Awalnya, Syawal tidak ambil pusing memikirkan itu. Tapi, lama-kelamaan bermunculanlah berbagai persepsinya. Apa hubunganya antara ia dan bibinya sendiri? Mengapa ayah tirinya selalu mengucapkan itu? Bahkan, yang gilanya lagi Syawal berpikir kalau dia sebenarnya adalah anak kandung bibinya. Makanya, ayahnya tidak kembali pulang. Entalah, dia tidak berani menghadapi bila kenyataannya begitu.

Dari kecil Syawal memang sudah akrab dengan rembulan. Dulu semasih ayahnya ada, Syawal sering diajak ke teras rumah menikmati malam. Biasanya, ia mendengarkan dongeng ayahnya tentang rembulan hingga ia tertidur pulas di pangkungannya. Rembulan yang selalu berwarna putih dan berpenampilan dengan bentuk yang bearbeda-beda. Kadang bulat penuh, kadang berbentuk sabit dan kadang pula tidak terlihat karena terhalang kabut. Sudah terlalu sering diceritakan ayahnya.

Ayahnya selalu berkata, kalau di dalam bulan tinggal seorang bu peri yang baik hati. Bu peri itu akan bersedia menjadi sahabat kita sekaligus dapat menghapus rasa sedih. Bu peri itu juga akan memberi kita senyuman yang indah. Dan menjadi penerang dalam pekat hati kita. Syawal yakin ketika ia memandang bulan, ia dapat menemukan wajah ayahnya di antara kabut putih. Setiap riuh yang lahirkan pasti ayahnya juga dapat mendengarnya.

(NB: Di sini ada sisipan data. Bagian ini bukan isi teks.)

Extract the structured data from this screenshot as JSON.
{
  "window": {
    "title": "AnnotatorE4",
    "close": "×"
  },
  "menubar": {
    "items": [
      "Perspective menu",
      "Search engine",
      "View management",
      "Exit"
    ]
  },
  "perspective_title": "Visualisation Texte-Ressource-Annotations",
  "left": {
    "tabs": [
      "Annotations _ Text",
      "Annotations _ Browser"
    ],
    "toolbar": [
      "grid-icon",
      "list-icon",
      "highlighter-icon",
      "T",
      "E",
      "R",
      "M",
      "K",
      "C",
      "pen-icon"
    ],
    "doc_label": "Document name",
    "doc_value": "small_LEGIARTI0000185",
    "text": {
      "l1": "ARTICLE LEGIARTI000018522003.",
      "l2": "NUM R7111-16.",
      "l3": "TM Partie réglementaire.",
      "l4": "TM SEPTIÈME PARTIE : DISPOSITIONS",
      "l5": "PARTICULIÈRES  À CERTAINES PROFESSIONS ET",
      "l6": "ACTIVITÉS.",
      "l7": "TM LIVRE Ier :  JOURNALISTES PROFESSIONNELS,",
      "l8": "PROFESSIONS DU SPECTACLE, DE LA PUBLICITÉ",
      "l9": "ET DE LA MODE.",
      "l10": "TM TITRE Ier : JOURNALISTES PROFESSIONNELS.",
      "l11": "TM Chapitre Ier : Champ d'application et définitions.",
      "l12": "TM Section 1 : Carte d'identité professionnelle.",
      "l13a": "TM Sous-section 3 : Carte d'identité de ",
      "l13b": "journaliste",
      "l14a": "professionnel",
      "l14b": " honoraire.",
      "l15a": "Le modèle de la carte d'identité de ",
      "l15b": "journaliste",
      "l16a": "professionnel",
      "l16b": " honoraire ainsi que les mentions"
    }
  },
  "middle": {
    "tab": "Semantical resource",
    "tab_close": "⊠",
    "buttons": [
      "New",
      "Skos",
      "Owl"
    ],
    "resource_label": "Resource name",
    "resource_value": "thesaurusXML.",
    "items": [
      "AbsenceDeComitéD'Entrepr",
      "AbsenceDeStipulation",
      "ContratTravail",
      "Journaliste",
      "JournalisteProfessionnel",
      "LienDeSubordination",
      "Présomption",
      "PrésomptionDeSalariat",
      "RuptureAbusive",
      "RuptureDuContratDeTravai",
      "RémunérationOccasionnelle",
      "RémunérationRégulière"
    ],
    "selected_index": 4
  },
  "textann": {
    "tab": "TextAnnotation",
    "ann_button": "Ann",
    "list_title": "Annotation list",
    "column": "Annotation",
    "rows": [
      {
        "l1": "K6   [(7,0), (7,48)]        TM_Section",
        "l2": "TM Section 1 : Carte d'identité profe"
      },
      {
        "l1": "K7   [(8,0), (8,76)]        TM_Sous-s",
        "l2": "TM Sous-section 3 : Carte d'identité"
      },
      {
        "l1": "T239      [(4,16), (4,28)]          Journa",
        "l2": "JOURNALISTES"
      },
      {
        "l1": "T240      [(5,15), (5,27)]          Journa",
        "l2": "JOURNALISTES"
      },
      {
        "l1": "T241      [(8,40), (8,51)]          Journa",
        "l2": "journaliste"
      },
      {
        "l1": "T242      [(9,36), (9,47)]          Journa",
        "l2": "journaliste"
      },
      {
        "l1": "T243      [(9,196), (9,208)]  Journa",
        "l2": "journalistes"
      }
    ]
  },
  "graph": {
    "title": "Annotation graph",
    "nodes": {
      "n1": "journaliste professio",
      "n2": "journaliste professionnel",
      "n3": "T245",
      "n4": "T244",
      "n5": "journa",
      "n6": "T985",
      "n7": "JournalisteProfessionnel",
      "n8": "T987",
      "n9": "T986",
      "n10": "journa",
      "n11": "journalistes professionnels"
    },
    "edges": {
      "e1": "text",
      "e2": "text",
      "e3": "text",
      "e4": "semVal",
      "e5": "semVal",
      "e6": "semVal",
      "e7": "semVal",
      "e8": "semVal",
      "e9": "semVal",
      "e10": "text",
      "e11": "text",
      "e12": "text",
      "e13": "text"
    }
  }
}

Tapi, kali ini rembulan bersembunyi di balik punggung kabut. Bu peri pun tak dapat memadamkan rasa kalutnya yang kian berdenyut kencang. Syawal tidak dapat mengendalikan dirinya lagi. wajahnya semakin membiru. Ya, rembulan seperti tidak ingin bertemu padanya. Kepalan tangan menggertak malam.

Para tetangga yang usil sering mempertanyakan tingkah laku Syawal yang aneh itu pada dirinya. Bahkan, langsung bertanya ke ibunya. Syawal menjadi buah bibir di lingkungan komplet perumahan juga menjadi bahan cemohan kelima saudara tirinya. Dia dijuluki siluman rembulan. Syawal tak mau terjebak dalam kemelut yang sengaja memancing amarahnya. Kesekian kalinya dia meredamnya bersama rembulan.

Kejadian tadi sore yang mencabik-cabik hatinya seketika melululantahkan benteng kesabaranya. Syawal merintih kesakitan. Sekujur tubuhnya lebab. Semburat darah segar muncrat dari hidungnya. Ujung bibirnya meninggalkan luka. Bundanya hanya diam saja. Semua terungkap dengan jelas. Ternyataan kecurigaannya benar. Dia bukan anak kandung dari kedua orang yang dianggapnya sebagai ayah dan bundanya.

Tangisnya semakin menjadi-jadi. Matanya nanar. Syawal tak lagi menghiraukan rembulan yang memang tak ingin bertemu dengannya. Kelam jatuh dari pucuk malam bersama dinginnya serta angin. Kuntum bunga menunduk melihat Syawal. Syawal berbalik arah masuk ke dalam rumah. Di ruang tengah sorak ketawa ayah tirinya menjadi padam. Tenang. Sebuah benda ditanamkannya di perut ayah tirinya.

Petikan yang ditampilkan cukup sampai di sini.